Some companies are already moving to save on labor, including convenience-store chain Seven & i Holdings Co., which BOFAML rates as a “buy.” The analysts cite its deployment of integrated chips that use radio-frequency identification technology in sorting baskets to save the labor of store inspections to see how goods are moving.
Rival FamilyMart UNY Holdings Co. is among those lagging behind and set to feel greater impact
from rising labor costs, according to the team, which highlighted differences in impact of personnel costs on operating profits in the following chart:
“The immediate cost pressure (first implication) and resulting incentive for productivity enhancement (second implication) are
already impacting company fundamentals and share prices despite muted macro-level inflation,” the BOFAML analysts wrote. Morgan Stanley analysts have also done a deep dive into how rising wages will affect Japan Inc. — read here about their take.
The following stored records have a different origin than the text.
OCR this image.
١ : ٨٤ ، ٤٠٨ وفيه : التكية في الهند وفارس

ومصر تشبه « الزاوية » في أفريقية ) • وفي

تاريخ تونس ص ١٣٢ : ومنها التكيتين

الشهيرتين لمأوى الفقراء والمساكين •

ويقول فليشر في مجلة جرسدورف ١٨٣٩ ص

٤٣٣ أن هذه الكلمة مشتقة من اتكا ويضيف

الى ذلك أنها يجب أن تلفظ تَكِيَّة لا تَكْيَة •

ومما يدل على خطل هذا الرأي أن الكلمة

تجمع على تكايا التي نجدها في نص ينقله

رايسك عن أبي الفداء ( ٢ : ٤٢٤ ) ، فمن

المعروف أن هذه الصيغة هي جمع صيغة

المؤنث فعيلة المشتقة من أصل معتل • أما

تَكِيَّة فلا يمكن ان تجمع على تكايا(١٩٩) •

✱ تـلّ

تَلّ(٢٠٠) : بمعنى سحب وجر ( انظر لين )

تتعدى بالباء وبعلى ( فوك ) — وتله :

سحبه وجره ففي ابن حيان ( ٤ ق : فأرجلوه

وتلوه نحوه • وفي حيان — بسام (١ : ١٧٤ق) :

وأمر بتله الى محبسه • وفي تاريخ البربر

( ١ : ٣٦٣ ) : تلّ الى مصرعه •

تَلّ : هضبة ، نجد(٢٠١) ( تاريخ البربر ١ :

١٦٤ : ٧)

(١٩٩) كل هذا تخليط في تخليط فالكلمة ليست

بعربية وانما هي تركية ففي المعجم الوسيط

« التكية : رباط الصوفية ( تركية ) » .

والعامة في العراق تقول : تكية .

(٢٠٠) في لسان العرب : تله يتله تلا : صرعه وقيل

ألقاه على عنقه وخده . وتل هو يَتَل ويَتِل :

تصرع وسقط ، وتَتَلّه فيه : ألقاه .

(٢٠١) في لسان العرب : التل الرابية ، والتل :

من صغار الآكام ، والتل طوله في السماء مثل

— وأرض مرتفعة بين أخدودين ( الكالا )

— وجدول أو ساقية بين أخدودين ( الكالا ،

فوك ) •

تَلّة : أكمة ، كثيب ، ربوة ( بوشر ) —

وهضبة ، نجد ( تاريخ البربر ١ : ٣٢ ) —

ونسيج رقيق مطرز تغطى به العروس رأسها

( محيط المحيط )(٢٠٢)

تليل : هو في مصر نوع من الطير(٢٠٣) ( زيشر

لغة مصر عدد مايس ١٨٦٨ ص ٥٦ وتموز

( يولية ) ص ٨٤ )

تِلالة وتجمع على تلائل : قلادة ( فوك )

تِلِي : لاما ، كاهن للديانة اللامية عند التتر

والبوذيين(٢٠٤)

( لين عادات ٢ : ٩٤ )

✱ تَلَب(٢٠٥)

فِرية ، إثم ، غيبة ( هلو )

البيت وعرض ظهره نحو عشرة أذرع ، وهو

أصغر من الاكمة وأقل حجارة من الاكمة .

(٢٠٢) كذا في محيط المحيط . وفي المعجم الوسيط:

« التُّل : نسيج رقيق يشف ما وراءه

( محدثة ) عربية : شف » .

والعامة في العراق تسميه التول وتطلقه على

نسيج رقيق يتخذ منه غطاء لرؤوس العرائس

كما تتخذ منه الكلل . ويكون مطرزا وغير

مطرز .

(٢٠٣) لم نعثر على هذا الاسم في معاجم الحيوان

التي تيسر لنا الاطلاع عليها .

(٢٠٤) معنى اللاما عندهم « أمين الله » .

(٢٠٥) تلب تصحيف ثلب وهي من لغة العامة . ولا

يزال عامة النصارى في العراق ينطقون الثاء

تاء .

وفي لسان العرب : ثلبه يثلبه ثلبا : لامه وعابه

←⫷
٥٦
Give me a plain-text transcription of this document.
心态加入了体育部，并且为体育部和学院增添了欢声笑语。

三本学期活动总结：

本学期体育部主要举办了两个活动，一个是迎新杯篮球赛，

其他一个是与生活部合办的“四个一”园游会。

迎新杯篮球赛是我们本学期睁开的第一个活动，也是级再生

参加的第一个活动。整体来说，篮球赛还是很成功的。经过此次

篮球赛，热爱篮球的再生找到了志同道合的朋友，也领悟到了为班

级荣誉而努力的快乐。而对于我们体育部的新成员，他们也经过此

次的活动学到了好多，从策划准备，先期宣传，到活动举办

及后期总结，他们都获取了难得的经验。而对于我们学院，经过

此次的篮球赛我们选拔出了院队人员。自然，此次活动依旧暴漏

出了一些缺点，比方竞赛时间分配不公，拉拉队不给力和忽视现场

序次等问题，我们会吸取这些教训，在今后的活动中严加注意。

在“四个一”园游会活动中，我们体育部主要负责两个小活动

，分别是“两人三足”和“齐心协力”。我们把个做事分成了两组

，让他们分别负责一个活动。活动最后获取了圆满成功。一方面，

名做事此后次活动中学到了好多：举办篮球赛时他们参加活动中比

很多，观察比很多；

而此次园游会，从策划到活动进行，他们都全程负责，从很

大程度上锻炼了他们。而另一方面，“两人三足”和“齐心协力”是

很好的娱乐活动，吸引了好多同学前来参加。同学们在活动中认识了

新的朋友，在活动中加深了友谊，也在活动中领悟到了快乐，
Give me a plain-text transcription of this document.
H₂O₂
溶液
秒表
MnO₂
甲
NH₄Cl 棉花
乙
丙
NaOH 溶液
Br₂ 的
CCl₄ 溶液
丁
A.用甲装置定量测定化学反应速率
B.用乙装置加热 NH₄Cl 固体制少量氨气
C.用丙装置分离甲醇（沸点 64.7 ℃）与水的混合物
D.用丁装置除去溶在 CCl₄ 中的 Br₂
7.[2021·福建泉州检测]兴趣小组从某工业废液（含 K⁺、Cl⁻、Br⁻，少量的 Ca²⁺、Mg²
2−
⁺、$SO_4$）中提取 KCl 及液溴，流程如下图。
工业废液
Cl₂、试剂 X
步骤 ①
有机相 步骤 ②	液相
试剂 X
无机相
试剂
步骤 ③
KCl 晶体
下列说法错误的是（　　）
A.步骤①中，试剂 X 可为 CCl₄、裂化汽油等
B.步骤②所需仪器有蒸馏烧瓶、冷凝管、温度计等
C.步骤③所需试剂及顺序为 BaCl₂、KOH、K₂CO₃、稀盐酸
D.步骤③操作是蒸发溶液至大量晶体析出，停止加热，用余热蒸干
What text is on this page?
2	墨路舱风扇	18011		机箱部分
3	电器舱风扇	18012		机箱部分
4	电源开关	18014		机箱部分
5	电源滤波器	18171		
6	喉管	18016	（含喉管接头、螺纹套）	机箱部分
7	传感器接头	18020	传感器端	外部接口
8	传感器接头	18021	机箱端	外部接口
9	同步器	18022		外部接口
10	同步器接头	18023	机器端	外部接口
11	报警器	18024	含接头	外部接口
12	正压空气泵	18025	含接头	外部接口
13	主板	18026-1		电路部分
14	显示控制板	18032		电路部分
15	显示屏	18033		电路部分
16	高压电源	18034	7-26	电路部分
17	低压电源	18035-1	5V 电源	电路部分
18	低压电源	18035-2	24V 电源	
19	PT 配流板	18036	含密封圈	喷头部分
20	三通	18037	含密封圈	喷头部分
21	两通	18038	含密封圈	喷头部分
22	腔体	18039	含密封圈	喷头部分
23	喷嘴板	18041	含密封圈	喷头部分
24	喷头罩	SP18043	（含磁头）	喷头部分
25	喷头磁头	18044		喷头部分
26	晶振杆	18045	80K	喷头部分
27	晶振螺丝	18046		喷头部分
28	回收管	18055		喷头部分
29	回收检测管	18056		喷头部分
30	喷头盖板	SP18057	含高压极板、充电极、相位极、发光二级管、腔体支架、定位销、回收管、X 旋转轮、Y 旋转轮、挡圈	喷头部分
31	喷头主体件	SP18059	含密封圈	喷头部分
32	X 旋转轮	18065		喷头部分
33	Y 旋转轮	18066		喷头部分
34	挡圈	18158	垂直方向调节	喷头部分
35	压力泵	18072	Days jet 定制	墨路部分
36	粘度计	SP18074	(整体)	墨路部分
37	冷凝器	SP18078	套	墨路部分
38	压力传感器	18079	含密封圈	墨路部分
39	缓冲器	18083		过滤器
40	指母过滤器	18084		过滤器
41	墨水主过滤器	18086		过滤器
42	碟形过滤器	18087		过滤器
Many economists are still skeptical about compensation levels — after all, average monthly earnings fell 0.4 percent in March from a year before. But the broadest measure of pay across the economy indicates the strongest trends since the 1990s. And anecdotes of the effects of worker shortages abound — such as delivery company Yamato Holdings Co. raising prices for the first time in more than a quarter century.
Some of the labor-shortage beneficiaries, in BOFAML’s view, include: Recruit Holdings Co., given tight job markets “should benefit the staffing business.” Price target for the stock: 6,050 yen, versus 5,640 at Monday close.
Fanuc Corp., “well positioned to benefit from the structural increase in demand for robots.” Price objective: 26,000 yen, an 18 percent jump on Monday’s close.